Meta-Task Prompting Elicits Embeddings from Large Language Models
Yibin Lei, Di Wu, Tianyi Zhou, Tao Shen, Yu Cao, Chongyang Tao, Andrew Yates
TL;DR
This work presents MetaEOL, an unsupervised approach to generate high-quality sentence embeddings from large language models without fine-tuning by using meta-task prompting to elicit multiple representations. By constructing task-specific templates for four meta-tasks and averaging the resulting last-token embeddings, MetaEOL achieves competitive STS performance and strong transfer-task results, often outperforming non-training baselines and approaching or surpassing some training-based methods. The findings suggest a scaling behavior where larger models and careful layer selection further enhance embeddings, and they highlight the value of diverse representational perspectives in obtaining robust, general-purpose sentence embeddings.

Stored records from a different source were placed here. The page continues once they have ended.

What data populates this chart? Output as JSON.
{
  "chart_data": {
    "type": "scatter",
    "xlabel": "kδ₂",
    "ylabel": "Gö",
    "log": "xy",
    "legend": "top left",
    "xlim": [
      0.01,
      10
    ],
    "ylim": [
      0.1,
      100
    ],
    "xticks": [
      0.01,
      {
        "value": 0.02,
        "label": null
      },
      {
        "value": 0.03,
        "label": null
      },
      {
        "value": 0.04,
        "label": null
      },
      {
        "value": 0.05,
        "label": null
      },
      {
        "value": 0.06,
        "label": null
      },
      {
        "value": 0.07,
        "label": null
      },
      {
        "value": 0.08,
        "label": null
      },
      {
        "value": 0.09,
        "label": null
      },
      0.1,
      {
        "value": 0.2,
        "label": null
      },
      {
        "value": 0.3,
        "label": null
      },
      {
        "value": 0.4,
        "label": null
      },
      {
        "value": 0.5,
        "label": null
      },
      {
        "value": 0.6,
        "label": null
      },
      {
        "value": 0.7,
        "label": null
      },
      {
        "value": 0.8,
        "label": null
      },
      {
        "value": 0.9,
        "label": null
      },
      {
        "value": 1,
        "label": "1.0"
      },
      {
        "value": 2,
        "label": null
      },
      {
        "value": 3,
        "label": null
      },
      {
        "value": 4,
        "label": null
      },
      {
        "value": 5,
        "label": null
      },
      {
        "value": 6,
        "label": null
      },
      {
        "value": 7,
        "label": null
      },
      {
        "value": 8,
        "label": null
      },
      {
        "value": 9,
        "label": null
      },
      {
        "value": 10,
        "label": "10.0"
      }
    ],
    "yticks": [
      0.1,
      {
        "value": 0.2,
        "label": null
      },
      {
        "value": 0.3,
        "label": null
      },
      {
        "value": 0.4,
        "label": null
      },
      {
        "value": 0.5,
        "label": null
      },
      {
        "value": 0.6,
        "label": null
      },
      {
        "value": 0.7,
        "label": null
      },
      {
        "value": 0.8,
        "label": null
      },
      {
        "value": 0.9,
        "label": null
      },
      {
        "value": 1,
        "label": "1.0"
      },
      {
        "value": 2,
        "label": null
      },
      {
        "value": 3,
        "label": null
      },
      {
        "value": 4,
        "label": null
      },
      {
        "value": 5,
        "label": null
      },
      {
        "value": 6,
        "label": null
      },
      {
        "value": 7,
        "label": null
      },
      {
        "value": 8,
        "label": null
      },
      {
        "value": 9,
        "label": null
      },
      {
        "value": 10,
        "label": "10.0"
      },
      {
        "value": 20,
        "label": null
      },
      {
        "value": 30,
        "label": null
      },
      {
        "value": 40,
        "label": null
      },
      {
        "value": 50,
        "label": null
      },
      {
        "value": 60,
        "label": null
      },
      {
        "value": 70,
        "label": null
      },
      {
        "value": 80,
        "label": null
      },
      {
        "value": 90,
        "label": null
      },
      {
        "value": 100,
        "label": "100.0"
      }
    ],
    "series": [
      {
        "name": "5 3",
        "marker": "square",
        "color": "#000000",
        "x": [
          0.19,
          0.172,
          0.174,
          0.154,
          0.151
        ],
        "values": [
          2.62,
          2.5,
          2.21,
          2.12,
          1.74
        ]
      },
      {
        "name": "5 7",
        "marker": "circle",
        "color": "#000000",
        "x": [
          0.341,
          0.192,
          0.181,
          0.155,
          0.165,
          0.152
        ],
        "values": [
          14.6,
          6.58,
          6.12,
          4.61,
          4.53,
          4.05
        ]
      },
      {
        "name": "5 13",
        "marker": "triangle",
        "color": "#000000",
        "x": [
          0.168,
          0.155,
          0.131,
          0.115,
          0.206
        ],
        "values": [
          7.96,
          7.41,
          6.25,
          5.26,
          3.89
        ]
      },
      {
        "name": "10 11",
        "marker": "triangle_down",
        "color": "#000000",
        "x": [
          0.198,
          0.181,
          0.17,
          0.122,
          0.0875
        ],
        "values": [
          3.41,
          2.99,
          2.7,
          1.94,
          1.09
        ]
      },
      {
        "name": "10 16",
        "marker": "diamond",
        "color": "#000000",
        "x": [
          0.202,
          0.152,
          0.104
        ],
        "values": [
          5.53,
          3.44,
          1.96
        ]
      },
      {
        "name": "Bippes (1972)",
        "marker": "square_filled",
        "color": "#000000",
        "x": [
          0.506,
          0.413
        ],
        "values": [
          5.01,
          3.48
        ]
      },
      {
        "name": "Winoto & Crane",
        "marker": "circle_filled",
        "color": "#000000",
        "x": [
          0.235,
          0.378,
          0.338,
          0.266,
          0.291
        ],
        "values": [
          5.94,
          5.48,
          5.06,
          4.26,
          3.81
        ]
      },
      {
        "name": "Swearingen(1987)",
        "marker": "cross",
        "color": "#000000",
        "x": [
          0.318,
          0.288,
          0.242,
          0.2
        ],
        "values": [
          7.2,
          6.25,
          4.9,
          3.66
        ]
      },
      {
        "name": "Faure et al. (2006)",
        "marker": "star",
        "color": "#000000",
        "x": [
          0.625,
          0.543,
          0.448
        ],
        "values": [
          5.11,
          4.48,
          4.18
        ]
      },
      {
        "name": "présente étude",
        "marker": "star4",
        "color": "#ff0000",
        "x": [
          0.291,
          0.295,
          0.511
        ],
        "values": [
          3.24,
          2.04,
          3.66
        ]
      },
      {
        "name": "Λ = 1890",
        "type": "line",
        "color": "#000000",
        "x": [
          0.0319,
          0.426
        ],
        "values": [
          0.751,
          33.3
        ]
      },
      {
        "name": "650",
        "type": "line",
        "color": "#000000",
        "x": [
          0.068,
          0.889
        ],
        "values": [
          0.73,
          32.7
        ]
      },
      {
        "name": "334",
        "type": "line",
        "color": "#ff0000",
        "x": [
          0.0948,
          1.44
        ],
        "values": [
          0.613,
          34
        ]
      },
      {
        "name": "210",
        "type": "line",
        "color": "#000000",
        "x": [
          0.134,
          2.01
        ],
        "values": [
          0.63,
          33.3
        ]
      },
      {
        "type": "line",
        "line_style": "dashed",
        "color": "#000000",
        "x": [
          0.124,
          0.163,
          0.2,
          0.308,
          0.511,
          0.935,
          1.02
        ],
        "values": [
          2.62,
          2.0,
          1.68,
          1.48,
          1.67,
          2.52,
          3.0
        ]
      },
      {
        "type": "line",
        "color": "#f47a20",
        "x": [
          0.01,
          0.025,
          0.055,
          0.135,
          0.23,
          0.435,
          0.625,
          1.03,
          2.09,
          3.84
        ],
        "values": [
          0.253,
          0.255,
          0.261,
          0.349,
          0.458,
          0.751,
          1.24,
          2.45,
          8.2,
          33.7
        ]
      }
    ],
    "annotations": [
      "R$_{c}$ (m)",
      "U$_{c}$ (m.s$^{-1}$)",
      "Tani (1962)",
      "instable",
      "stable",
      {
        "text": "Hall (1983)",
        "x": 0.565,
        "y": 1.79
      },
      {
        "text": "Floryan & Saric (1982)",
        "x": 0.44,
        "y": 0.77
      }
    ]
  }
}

Overall, MetaEOL offers a resource-efficient, versatile embedding strategy that leverages prompt design and model scale to generalize across tasks without explicit training.
Abstract
We introduce a new unsupervised text embedding method, Meta-Task Prompting with Explicit One-Word Limitation (MetaEOL), for generating high-quality sentence embeddings from Large Language Models (LLMs) without the need for model fine-tuning. Leveraging meta-task prompting, MetaEOL guides LLMs to produce embeddings through a series of carefully designed prompts that address multiple representational aspects. Our comprehensive experiments demonstrate that embeddings averaged from various meta-tasks are versatile embeddings that yield competitive performance on Semantic Textual Similarity (STS) benchmarks and excel in downstream tasks, surpassing contrastive-trained models. Our findings suggest a new scaling law, offering a versatile and resource-efficient approach for embedding generation across diverse scenarios.